Hyperion has brought together three composers with a special affinity for choral music, as already demonstrated in earlier recordings devoted solely to their music on Delphian, Naxos and Opus Arte labels. Each composer, too, has secured at least one commission from the Dean and Chapter of Westminster Abbey, and several works here were originally conceived to commemorate state occasions in the Abbey.
Matthew Martin (born 1976) may be the youngest of the composer trio, but he is well established within the church music scene, certainly since winning the Liturgical category in the 2013 British Composer Awards. His Advent antiphon, O Oriens, appeared the previous year and was written to exploit the vast interior of St Paul’s Cathedral: at its premiere, upper and lower voices were positioned separately in the north and south transepts. Traditional plainsong and startling contemporary harmonies combine to form a majestic setting of this ancient text, and Martin’s theatrical instincts are fully realised in this rendition under James O’Donnell. More plainsong inspired Martin’s In the midst of thy temple, a demanding but approachable setting incorporating a modified version of Henry Purcell’s hymn tune ‘Westminster Abbey’. Dove’s evening canticles, the ‘Westminster Service’, is also highly effective. Written for the Abbey’s treble voices, the ‘Magnificat’s’ animated organ part and athletic vocal lines amply convey the nervous excitement of Mary’s response to the Annunciation, while the atmospheric ‘Nunc Dimittis’ unveils long breathed lines over a hypnotically repetitive organ part. In both settings boys nicely communicate exuberance and composure. Martin’s expressive range can be heard to impressive effect in Sitivit anima mea (2002) for unaccompanied men’s voices, and also in the clamorous Behold now, praise the Lord, this last dedicated to the memory of John Scott formerly organist of St Paul’s Cathedral.
Less demonstrative are the three contributions by Judith Weir (all dating from 2014 when she became Master of the Queen’s Music), whose unaccompanied choral music first appeared on disc sung by the Choir of Gonville & Caius College, Cambridge in 2011. I’m not quite so convinced about these pieces despite their obvious craftmanship. His mercy endureth for ever is marked by a series of shifting pedal points that paradoxically seem to create as well as inhibit momentum, its six minutes unable, to my ear, to move beyond first gear. A sinuous accompaniment plays an important role in the mostly chordal textures of The true light, its long shadow seemingly contradicting ‘The darkness is past’, yet reminding us that the anthem commemorates the centenary of the end of the First World War. Truly I tell you is built on a series of abbreviated choral paragraphs interspersed with scalic organ figuration, yet the sense of exaltation suggested in the Psalm texts feels understated – its sense of wonder partially explored.

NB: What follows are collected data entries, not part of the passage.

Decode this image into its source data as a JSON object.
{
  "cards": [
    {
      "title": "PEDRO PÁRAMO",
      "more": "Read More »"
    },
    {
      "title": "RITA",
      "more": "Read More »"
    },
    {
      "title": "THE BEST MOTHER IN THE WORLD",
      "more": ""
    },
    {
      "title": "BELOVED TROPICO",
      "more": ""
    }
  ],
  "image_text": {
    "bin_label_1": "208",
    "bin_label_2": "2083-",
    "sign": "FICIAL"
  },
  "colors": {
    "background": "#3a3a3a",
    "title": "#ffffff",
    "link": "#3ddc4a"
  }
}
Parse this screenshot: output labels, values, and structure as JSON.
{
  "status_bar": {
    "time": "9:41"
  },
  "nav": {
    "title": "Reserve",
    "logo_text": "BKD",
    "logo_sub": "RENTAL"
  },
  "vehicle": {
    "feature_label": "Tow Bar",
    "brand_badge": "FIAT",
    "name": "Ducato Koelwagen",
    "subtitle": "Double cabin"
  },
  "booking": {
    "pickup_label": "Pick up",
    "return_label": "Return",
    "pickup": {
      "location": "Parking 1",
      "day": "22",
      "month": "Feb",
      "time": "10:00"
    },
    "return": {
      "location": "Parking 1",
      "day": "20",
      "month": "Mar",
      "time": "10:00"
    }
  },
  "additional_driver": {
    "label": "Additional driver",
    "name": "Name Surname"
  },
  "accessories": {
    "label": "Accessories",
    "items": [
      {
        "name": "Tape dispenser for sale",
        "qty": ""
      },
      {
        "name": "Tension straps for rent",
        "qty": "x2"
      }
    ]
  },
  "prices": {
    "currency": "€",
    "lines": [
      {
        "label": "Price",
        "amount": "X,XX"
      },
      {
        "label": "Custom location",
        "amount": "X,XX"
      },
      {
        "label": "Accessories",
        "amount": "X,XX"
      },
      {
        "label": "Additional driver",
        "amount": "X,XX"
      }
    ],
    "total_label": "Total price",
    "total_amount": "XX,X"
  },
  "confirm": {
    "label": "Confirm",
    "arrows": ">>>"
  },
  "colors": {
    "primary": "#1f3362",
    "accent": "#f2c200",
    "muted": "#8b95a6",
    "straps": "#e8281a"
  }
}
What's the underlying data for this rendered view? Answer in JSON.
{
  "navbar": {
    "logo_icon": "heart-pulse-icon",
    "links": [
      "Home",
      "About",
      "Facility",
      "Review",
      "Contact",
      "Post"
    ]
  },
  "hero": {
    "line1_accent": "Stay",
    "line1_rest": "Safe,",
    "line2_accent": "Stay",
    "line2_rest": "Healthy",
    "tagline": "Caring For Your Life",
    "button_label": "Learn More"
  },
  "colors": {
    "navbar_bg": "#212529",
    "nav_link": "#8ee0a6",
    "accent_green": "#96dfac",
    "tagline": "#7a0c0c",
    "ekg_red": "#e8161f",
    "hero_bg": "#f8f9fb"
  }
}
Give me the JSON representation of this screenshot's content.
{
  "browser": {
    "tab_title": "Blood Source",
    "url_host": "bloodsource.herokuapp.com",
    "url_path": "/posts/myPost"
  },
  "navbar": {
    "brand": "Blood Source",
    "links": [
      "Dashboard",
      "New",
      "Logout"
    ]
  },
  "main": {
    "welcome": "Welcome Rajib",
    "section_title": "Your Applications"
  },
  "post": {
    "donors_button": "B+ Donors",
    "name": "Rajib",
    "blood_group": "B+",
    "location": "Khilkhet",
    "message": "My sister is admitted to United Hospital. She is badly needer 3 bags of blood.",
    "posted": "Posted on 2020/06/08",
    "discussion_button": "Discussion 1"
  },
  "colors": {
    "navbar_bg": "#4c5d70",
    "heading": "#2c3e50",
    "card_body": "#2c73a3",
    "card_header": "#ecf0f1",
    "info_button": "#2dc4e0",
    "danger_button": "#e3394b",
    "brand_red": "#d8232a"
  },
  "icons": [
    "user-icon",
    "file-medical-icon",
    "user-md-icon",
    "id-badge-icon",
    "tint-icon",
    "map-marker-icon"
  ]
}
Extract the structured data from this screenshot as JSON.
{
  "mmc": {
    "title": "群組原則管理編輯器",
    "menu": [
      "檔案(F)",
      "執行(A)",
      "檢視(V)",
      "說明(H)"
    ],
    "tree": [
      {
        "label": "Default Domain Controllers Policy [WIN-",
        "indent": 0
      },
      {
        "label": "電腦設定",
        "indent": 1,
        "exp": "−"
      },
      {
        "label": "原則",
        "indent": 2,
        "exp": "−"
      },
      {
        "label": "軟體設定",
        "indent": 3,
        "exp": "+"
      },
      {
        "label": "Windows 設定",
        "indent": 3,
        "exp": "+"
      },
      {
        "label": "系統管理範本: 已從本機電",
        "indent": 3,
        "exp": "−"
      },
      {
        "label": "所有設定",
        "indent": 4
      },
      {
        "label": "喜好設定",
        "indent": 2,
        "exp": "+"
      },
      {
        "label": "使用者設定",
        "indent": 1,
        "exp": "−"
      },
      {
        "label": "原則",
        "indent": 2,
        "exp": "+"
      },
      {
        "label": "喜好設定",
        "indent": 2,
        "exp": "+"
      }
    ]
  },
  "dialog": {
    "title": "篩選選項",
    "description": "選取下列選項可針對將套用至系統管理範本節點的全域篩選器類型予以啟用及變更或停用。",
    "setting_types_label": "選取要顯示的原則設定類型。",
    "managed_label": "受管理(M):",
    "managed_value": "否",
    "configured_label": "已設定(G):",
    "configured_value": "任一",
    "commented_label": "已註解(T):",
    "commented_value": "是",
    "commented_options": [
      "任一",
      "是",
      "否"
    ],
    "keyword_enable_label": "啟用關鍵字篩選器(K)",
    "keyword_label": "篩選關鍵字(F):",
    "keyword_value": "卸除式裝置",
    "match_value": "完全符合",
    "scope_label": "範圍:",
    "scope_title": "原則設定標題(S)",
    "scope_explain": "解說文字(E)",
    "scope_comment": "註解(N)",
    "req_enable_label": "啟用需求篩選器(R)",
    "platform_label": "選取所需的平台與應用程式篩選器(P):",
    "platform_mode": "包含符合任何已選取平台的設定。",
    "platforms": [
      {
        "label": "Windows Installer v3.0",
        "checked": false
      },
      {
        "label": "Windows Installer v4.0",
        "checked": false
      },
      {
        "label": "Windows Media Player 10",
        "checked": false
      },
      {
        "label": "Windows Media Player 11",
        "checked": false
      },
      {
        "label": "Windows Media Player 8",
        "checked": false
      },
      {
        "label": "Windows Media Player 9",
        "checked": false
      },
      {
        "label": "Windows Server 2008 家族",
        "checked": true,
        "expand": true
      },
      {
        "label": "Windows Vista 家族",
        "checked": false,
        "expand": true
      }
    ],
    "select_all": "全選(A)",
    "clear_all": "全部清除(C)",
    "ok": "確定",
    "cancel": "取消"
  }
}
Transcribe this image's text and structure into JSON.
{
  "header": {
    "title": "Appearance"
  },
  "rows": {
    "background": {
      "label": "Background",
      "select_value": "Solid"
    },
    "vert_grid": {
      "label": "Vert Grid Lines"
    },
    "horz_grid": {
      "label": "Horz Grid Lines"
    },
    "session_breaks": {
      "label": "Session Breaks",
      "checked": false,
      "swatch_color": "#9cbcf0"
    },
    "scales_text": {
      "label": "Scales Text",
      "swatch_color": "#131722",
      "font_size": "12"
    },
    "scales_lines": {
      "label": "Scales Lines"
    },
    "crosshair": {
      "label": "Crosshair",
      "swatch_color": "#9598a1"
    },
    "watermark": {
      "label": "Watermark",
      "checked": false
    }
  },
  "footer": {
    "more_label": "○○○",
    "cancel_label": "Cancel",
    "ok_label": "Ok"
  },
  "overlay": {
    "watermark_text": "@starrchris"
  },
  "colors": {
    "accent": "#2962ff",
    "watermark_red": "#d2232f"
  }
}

Like Weir, Jonathan Dove’s catalogue is threaded through with a rich harvest of works for the stage. In his church repertoire there is no lack of theatrical impulse, his dramatic tendencies finding expressive outlet in his grandiose Vast ocean of light. Phineas Fletcher’s contemplation of light as a manifestation of the divine is clothed in textures that variously float and shimmer, and Dove’s inspiration produces a magnificent response from the Westminster Choir – boys relishing their soaring lines. The work suits the expansive style of the choir, heard again in the jubilant gestures of They will rise written in 2018 for the centenary of the formation of the Royal Air Force. Both are uplifting pieces and superbly performed. Dove’s Missa brevis (2009) similarly draws on a rhythmic impulse, at least in its two central movements, somewhat feverish in the ‘Gloria’ and no less restless in the ‘Sanctus’ – both exciting in their collective energy. Conjunct movement brings unity to the ‘Kyrie’ and ‘Agnus Dei’, although their supposed ‘quietude’, referred to by Jeremy Dibble in his liner notes, is not without climactic power.
Altogether, this recent disc showcases contemporary English church music at its most dynamic and Westminster Abbey Choir with organist Peter Holder at their most invigorating. For those unfamiliar with this repertoire, there’s plenty to explore in these sumptuous performances.
The Choir of Westminster Abbey, Peter Holder (organ), James O’Donnell (conductor)
Dove – Vast ocean of light, Missa brevis, They will rise; Weir – The true light, His mercy endureth for ever, Truly I tell you; Martin – In the midst of thy temple, The Westminster Service, Sitivit animae mea, O Oriens, Behold now, praise the Lord.